The exigencies of war demanded cooperation and consolidation in various industries; epidemiological research was no exception. Shortly after America’s entry into the war, the United States Public Health Service (USPHS) absorbed the Emory University Field Station at Ichauway. A commissioned officer in the USPHS, Goodwin split time between the Field Station in Baker County and the recently established Office of Malaria Control in War Areas (MCWA) in Atlanta. Organized in 1942, the MCWA was the direct institutional predecessor to the modern CDC. Incorporating previously independent endeavors, it served as the umbrella organization for all research aimed at malaria treatment and prevention among American soldiers. If Goodwin’s own résumé is representative, Emory University, the USPHS, and the MCWA shared staff unquestioningly.
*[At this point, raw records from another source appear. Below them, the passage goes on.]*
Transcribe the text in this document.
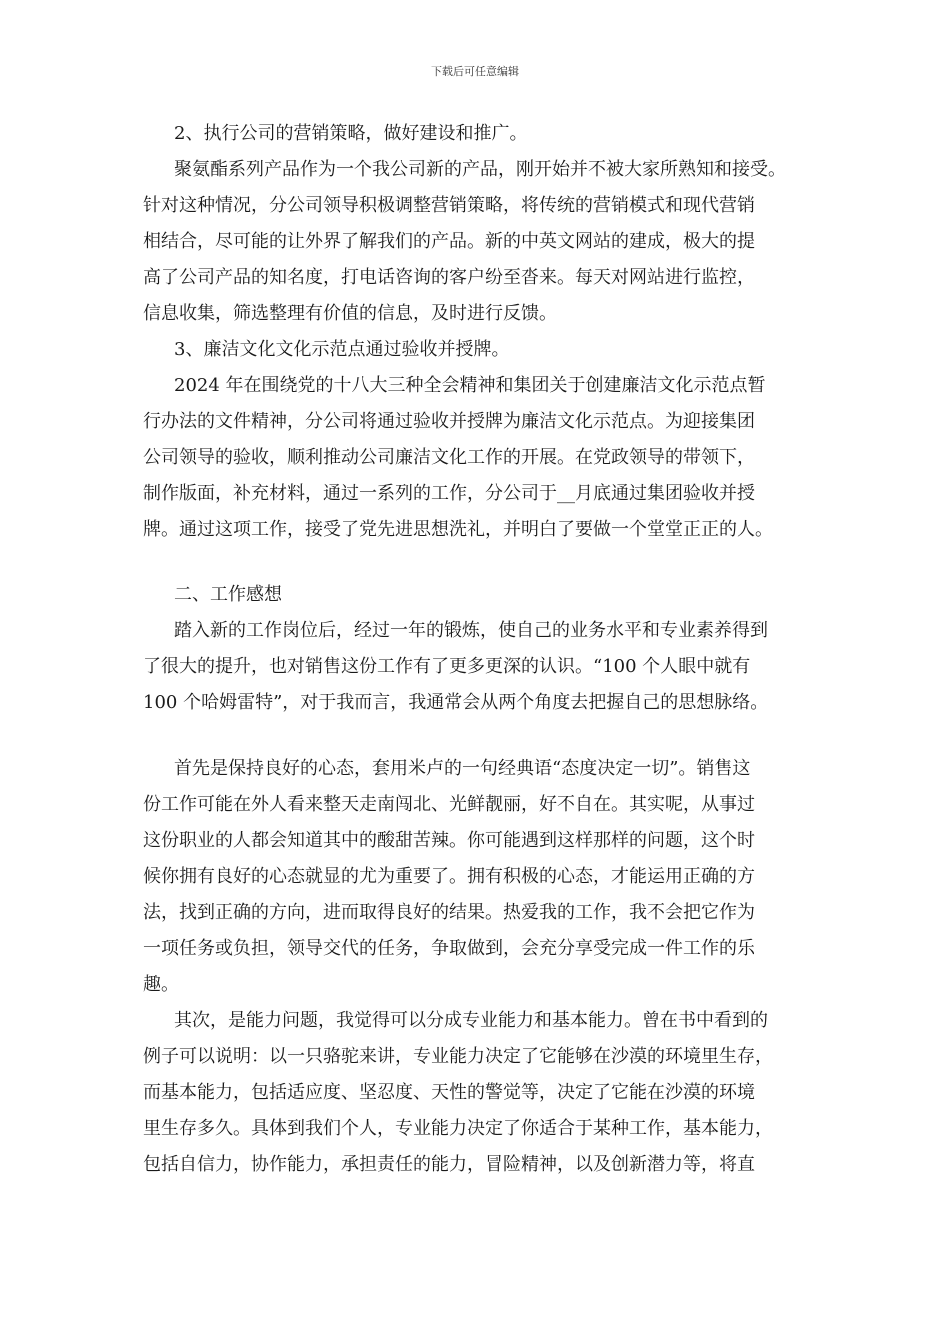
下载后可任意编辑
2、执行公司的营销策略，做好建设和推广。
聚氨酯系列产品作为一个我公司新的产品，刚开始并不被大家所熟知和接受。
针对这种情况，分公司领导积极调整营销策略，将传统的营销模式和现代营销
相结合，尽可能的让外界了解我们的产品。新的中英文网站的建成，极大的提
高了公司产品的知名度，打电话咨询的客户纷至沓来。每天对网站进行监控，
信息收集，筛选整理有价值的信息，及时进行反馈。
3、廉洁文化文化示范点通过验收并授牌。
2024 年在围绕党的十八大三种全会精神和集团关于创建廉洁文化示范点暂
行办法的文件精神，分公司将通过验收并授牌为廉洁文化示范点。为迎接集团
公司领导的验收，顺利推动公司廉洁文化工作的开展。在党政领导的带领下，
制作版面，补充材料，通过一系列的工作，分公司于__月底通过集团验收并授
牌。通过这项工作，接受了党先进思想洗礼，并明白了要做一个堂堂正正的人。
二、工作感想
踏入新的工作岗位后，经过一年的锻炼，使自己的业务水平和专业素养得到
了很大的提升，也对销售这份工作有了更多更深的认识。“100 个人眼中就有
100 个哈姆雷特”，对于我而言，我通常会从两个角度去把握自己的思想脉络。
首先是保持良好的心态，套用米卢的一句经典语“态度决定一切”。销售这
份工作可能在外人看来整天走南闯北、光鲜靓丽，好不自在。其实呢，从事过
这份职业的人都会知道其中的酸甜苦辣。你可能遇到这样那样的问题，这个时
候你拥有良好的心态就显的尤为重要了。拥有积极的心态，才能运用正确的方
法，找到正确的方向，进而取得良好的结果。热爱我的工作，我不会把它作为
一项任务或负担，领导交代的任务，争取做到，会充分享受完成一件工作的乐
趣。
其次，是能力问题，我觉得可以分成专业能力和基本能力。曾在书中看到的
例子可以说明：以一只骆驼来讲，专业能力决定了它能够在沙漠的环境里生存，
而基本能力，包括适应度、坚忍度、天性的警觉等，决定了它能在沙漠的环境
里生存多久。具体到我们个人，专业能力决定了你适合于某种工作，基本能力，
包括自信力，协作能力，承担责任的能力，冒险精神，以及创新潜力等，将直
Goodwin’s papers in the Emory University Archives illumine his, and the Emory University Field Station’s, centrality to the early project of disease control in America and cast light on the importance of malaria in the creation of a national disease control apparatus. They also conjure a deeply personal foundation of the CDC whose future, like its past, extends far beyond its glistening Atlanta laboratories. Like the war, however, the MCWA did not last forever. The long-awaited peace in 1945 required its own set of reorganizational efforts, leading to the dissolution of the MCWA the following year. Based in Atlanta, the CDC was born as its successor—first as the Communicable Disease Center and only later, in 1970, renamed the Center for Disease Control. As an early cover of the CDC Bulletin indicates, it is difficult to overestimate the centrality of malaria research, treatment, and eradication to the early history of the organization that became the CDC. Much like Goodwin—who would direct the CDC’s satellite at Ichauway until 1957 before leaving to direct a new CDC facility in Arizona—the Emory University Field Station had been absorbed as a foundational component of an increasingly vast national agency. Both Goodwin and the Ichauway station would remain operational, at least temporarily. As the CDC began to consolidate itself, administratively and geographically, around a few central buildings in Atlanta, both the South Georgia station and its longtime director became increasingly peripheral to the operations of a burgeoning federal agency.